Nucleotide sequencing and analysis

Amplification products of the expected size were identified against a molecular weight marker, following electrophoresis on a 2% agarose gel. Bands of correct size were excised and purified by means of a Ron’s Gel Extraction Kit (BIORON®, Germany) according to manufacturer specifications and sent to Macrogen Europe for sequencing. The sequences obtained were submitted to BLAST (Basic Local Alignment Search Tool) [8] in order to identify their similarity with sequences obtained from the GenBank. Sequence alignment was performed using CLUSTAL W [9] with manual adjustments. For phylogenetic analysis, the MEGA 5.0 program [10] was used to construct neighbour-joining (NJ) trees with 1000 bootstrap replications.
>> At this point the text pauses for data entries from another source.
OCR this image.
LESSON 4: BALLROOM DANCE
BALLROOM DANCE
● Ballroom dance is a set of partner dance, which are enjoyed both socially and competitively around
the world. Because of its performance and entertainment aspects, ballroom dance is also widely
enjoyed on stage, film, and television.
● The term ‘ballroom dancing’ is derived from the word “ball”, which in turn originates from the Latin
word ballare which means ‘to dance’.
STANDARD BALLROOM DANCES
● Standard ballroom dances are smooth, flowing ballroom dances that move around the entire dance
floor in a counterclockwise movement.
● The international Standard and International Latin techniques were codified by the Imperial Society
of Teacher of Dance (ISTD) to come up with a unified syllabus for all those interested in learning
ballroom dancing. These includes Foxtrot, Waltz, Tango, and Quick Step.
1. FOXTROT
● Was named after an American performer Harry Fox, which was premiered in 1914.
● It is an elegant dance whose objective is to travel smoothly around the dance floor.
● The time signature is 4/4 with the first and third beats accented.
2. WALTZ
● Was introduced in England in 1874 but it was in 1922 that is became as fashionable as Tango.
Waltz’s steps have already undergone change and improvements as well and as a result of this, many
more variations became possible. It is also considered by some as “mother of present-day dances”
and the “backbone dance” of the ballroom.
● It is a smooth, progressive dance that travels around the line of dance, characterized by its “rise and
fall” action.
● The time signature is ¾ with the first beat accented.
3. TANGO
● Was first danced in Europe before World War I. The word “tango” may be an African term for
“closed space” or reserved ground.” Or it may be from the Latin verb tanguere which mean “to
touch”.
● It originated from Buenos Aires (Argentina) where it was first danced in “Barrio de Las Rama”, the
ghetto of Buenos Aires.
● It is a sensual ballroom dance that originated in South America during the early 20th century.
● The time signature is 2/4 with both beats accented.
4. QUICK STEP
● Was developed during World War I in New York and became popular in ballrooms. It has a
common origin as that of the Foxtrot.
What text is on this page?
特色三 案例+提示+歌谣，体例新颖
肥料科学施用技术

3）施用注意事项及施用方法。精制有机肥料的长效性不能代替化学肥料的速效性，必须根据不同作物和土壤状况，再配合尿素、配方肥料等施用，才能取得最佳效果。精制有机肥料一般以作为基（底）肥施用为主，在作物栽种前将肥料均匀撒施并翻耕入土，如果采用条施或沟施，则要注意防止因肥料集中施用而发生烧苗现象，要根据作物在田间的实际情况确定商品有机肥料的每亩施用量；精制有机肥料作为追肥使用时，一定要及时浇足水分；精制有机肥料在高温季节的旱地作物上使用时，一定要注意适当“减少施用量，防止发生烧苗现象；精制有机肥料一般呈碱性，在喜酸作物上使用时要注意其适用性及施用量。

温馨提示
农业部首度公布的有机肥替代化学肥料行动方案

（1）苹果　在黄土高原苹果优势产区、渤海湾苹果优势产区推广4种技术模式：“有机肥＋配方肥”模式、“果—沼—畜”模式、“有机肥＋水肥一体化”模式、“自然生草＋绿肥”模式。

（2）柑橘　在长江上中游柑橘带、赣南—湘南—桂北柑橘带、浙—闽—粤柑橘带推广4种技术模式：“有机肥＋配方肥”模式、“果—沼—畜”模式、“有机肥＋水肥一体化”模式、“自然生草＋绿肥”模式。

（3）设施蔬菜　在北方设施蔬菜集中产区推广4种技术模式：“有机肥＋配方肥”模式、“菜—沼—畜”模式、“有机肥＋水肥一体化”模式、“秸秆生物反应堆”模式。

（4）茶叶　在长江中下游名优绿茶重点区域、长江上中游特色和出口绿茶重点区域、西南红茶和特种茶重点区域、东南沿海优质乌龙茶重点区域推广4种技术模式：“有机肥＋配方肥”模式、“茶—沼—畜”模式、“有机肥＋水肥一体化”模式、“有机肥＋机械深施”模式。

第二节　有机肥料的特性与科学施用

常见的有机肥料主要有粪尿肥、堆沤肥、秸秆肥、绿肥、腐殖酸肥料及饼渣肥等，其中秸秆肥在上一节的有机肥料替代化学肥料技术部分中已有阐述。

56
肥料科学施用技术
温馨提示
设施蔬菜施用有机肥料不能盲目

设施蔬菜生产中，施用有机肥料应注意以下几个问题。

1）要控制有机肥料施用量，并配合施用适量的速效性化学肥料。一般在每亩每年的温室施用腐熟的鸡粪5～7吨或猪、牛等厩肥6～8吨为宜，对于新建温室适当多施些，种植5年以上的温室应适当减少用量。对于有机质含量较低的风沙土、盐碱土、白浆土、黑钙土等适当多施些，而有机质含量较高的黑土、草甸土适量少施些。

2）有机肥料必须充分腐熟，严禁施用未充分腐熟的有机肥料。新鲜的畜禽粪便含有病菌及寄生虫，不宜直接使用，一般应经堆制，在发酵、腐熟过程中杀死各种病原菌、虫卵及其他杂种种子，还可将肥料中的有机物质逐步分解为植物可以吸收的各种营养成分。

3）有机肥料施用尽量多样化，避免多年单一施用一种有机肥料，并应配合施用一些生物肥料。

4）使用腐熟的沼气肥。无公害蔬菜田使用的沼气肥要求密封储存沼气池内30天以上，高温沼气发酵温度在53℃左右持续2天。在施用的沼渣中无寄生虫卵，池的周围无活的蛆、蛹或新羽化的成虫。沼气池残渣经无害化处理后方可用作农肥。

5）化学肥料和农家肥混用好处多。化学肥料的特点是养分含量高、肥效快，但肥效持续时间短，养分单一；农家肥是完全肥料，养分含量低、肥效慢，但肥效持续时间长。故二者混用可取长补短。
The trees were drawn to scale, with branch lengths in the same units as those of the evolutionary distances used to infer the phylogenetic trees. The evolutionary distances were computed using the p-distance method and are in the units of the number of base differences per site. Codon positions included were 1st + 2nd + 3rd + Noncoding. All ambiguous positions were removed for each sequence pair. There were a total of 393 and 597 positions in the final p72 and P54 datasets.